Notably, none of the four trees representing alternative hypotheses encompassed by the eukaryotic ancestral polytomy model represents the most parsimonious topology under the Dollo approach. The most parsimonious explanation of the observed data (Figure 3E) is clearly inconsistent with any current views of the eukaryotic branching order. The placing of Amoebozoa as the primary eukaryotic branch is almost certainly an artifact caused by the lack of flagella/cilia and the associated loss of kinesins with ciliary function in the two amoebozoa for which complete genome data is publicly available. Such artifact has been described previously . Consistent with the hypothesis that the positioning of the Amoebozoa in unconstrained trees is an artifact of ciliary loss, the ancestral repertoire implied by the most parsimonious unconstrained tree is the MAR set without the families associated with cilia/flagella  (Kinesin-2, 9A, 9B and 17; Figure 3E/F). We investigated what evidence for kinesin paralogs might be available from expressed sequence tag sequencing of amoebozoan organisms which build flagella. However, only 2 and 1 kinesin motor fragments are contained in the expressed sequence tag libraries for Mastigamoeba and Hyperamoeba, respectively from TBestDB . Of these, the Mastigamoeba sequences could be placed with reasonable confidence into the Kinesin-14A and Kinesin-13 groups (the fragment of kinesin sequence from the two Hyperamoeba datasets could not be grouped; data not shown).

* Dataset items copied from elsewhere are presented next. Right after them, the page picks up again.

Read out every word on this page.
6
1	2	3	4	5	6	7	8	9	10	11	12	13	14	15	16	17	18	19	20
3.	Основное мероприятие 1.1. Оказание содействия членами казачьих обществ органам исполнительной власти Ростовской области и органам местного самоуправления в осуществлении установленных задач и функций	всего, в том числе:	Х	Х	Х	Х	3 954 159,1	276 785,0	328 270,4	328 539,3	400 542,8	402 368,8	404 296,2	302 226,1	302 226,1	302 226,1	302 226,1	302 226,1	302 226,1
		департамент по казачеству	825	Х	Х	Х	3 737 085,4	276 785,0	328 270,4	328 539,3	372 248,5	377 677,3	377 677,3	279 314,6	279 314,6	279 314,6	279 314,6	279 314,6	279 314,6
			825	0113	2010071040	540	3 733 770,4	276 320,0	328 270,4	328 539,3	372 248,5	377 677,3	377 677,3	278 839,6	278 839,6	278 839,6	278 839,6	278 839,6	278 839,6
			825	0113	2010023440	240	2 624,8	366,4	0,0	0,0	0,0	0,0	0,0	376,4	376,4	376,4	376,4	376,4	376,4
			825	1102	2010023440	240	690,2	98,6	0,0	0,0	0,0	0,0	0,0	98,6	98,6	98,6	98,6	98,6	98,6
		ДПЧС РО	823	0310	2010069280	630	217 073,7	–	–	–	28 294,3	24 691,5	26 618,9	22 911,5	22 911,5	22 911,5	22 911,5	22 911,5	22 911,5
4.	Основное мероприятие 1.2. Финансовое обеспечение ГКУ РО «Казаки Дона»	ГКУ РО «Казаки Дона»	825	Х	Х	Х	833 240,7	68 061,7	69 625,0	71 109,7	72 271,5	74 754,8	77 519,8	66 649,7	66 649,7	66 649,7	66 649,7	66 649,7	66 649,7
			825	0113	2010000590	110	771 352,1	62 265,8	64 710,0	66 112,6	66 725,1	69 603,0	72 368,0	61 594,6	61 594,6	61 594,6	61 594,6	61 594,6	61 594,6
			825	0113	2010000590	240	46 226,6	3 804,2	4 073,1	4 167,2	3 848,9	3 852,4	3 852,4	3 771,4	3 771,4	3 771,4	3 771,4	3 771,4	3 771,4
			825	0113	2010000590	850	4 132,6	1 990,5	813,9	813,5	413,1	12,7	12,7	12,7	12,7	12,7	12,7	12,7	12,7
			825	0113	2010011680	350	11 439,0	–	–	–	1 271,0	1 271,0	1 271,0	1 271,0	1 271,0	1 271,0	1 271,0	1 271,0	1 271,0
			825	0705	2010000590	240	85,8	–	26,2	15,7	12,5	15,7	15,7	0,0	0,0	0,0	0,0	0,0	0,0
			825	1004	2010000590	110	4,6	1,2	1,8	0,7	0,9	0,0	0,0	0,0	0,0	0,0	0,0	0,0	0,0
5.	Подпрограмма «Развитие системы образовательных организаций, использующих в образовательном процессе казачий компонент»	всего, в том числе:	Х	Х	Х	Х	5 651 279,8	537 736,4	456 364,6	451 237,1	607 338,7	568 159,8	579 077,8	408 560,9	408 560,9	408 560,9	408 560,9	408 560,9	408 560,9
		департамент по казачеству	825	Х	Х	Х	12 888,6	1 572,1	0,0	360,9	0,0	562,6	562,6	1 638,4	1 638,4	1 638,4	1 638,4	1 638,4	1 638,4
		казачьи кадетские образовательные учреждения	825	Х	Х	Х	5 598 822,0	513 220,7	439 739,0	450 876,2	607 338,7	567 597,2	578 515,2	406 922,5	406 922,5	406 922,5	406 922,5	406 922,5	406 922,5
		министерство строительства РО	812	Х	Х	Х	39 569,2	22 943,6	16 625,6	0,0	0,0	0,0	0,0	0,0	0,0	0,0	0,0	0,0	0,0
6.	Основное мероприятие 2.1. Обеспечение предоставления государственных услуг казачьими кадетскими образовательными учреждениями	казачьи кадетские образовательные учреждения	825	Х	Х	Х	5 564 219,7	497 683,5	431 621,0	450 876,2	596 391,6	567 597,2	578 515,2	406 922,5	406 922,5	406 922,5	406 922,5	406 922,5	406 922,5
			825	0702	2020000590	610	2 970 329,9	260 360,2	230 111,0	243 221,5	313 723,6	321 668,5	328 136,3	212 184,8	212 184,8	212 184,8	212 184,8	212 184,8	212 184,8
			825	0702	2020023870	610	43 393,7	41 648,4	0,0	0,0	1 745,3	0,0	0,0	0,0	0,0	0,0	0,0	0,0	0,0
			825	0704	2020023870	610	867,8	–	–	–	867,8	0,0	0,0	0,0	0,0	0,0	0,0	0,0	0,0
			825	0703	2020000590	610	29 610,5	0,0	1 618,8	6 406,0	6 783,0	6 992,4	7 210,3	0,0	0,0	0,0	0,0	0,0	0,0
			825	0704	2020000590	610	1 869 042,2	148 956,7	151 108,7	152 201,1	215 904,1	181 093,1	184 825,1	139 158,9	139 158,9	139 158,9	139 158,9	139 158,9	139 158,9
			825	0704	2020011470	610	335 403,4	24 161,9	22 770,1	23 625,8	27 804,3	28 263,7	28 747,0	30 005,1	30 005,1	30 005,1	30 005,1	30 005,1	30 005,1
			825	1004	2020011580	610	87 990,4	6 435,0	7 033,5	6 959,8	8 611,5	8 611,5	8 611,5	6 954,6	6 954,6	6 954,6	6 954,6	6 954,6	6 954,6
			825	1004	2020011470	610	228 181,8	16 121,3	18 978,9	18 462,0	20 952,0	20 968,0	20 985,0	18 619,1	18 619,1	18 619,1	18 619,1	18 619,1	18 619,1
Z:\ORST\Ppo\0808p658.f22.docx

Finally, the MAR, as defined by comparison of 4 alternative eukaryote topologies above, shows that the LCEA had a cilium/flagellum. Kinesin-2 is the anterograde motor of the intraflagellar transport (IFT) machinery - a series of components critical for building and servicing cilia/flagella (see [66, 67]). In Chlamydomonas, the protein KLP1 (Kinesin-9A) is a part of the central apparatus of the cilia , although the level of conservation of this function is yet to be widely assessed. For two of the MAR paralogs - Kinesin-9B and Kinesin-17 - there is currently no published functional data at all. However, the presence of Kinesin-2, 9A, 9B and 17, and also the non-MAR family Kinesin-16, only in organisms which build flagella/cilia at some stage in their lifecycle ( and Figure 1) predicts an ancestral role associated with this organelle.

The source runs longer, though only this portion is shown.